Acredito que, para entendermos o significado da medida, há três fatores interdependentes que devem ser considerados. O primeiro deles é uma mudança na tática da classe dominante brasileira e de seu governo. A intervenção no Rio foi preparada não apenas por Temer e seu ministério, mas principalmente pela grande mídia com o claro intuito de, percebendo a derrota no tema da previdência, deslocar o debate para o tema da segurança pública. Tal tema vêm sendo explorado há décadas pelos setores mais conservadores e retrógrados da sociedade brasileira e é, de fato, um tema sensível ao conjunto da população que vive diariamente o impacto da violência e do crime organizado nos grandes centros urbanos. Nesse sentido, a medida visa abrir um flanco de legitimidade ao governo golpista, menos pelo seu impacto real no combate à criminalidade e mais pela espetacularização da intervenção potencializada pela grande mídia.

O segundo aspecto importante dessa medida é o evidente aprofundamento do estado de exceção que vivemos no país. Trata-se da definitiva ruptura do pacto da nova República. Por último, é importante perceber o problema real que assola a população e que está sendo manipulado para legitimar a medida. O caos na segurança pública é uma realidade na maioria das grandes cidades e os setores progressistas têm tido pouca formulação para o problema. A política de segurança que temos hoje é uma importação da famosa “política de tolerância zero” implementada nos Estados Unidos no início do século e que já comprovou ser desastrosa em próprio solo norte-americano. E isso porque é uma política de criminalização da população preta e pobre, baseada em falaciosos argumentos de identificação de “perfis criminosos” a partir de pequenos delitos. Essa é a política que pautou a maior parte dos programas de segurança no Brasil nos últimos anos.

Essa política errônea, conservadora e racista é responsável pela enorme superlotação dos presídios e por poupar o crime organizado, que - como sabemos - não é comandado pela população pobre.

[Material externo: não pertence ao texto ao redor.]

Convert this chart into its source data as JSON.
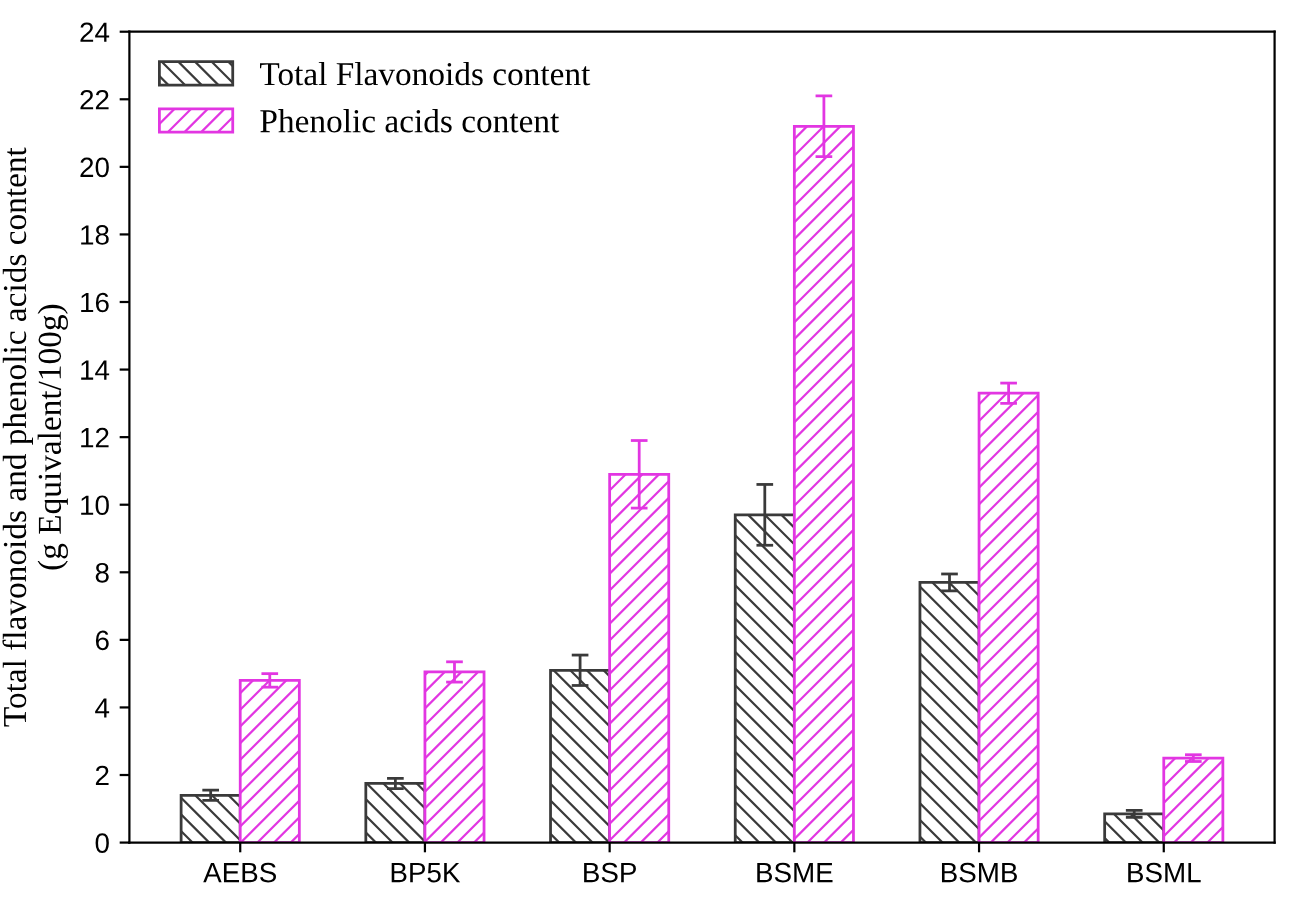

Tampouco o emprego de militares é novidade para se lidar com o problema. As sucessivas ações da Força Nacional no Rio de Janeiro não diferem dessa política de criminalização da pobreza. Não se trata de uma ação combinada entre inteligência de Estado, ação policial e políticas sociais, mas uma ação midiática para manter a violência do crime organizado longe do asfalto, ou seja, impedir que a violência do narcotráfico se amplie para além dos territórios onde vive a população mais pobre do Rio de Janeiro.